Accounts Receivables

Accounts receivable (AR) are the amounts of money that customers owe a business for goods or services that have been delivered or used but not yet paid for. AR is a current asset on the balance sheet and represents a company’s right to receive payments from its customers.

AR is created when a business sells goods or services on credit. The customer receives the goods or services and agrees to pay for them at a later date, typically within 30, 60, or 90 days. The business then creates an invoice for the customer and records the amount owed as AR.

AR is a valuable asset to businesses, as it represents money that is owed to them but has not yet been collected. However, AR can also be a liability, as it can tie up cash that could be used for other purposes. Businesses need to carefully manage their AR to ensure that they are collecting payments from customers in a timely manner.

Here is an example of how AR works:

  • A customer orders a new laptop from an electronics store on credit.
  • The store ships the laptop to the customer and invoices them for $1,000.
  • The customer agrees to pay the invoice within 30 days.
  • The store records the invoice as an AR on its balance sheet.

Once the customer pays the invoice, the store debits AR and credits cash. This reduces the amount of AR on the balance sheet and increases the amount of cash on hand.
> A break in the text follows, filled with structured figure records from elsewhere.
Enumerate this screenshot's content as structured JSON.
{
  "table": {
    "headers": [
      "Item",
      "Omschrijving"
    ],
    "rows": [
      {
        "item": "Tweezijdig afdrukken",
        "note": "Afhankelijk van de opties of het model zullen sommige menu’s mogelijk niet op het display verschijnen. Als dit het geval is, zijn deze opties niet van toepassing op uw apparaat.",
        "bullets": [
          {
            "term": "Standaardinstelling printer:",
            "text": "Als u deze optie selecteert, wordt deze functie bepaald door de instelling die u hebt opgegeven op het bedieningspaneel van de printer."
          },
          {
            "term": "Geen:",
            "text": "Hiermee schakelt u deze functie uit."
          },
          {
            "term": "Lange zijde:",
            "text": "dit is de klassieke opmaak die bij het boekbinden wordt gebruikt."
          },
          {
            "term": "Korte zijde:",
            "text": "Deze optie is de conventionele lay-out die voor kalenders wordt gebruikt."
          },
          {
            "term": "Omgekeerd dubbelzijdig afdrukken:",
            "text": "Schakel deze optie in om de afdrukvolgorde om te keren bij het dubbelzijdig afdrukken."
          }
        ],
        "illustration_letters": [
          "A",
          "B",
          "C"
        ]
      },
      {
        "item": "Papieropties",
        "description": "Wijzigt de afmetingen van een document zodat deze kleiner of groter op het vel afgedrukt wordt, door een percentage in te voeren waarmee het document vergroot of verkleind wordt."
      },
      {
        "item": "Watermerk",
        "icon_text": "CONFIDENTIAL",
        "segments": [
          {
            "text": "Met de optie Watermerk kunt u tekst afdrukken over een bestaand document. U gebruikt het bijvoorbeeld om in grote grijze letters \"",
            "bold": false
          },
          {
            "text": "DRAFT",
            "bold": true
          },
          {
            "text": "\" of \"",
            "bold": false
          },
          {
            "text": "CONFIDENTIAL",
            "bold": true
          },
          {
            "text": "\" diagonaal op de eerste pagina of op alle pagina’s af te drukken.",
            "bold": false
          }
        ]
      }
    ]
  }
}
Businesses can use a variety of methods to manage their AR, such as:

  • Establishing credit policies: Businesses can establish credit policies to determine which customers are eligible to purchase on credit and what their payment terms will be.
  • Tracking AR aging: Businesses can track the age of their AR to identify customers who are past-due on their payments.
  • Sending reminders and collection notices: Businesses can send reminders and collection notices to customers who are past due on their payments.
  • Using factoring: Factoring is a process where a business sells its AR to a third party, such as a factoring company. The factoring company then collects the payments from the customers and pays the business a percentage of the amount collected.

By carefully managing their AR, businesses can improve their cash flow and profitability.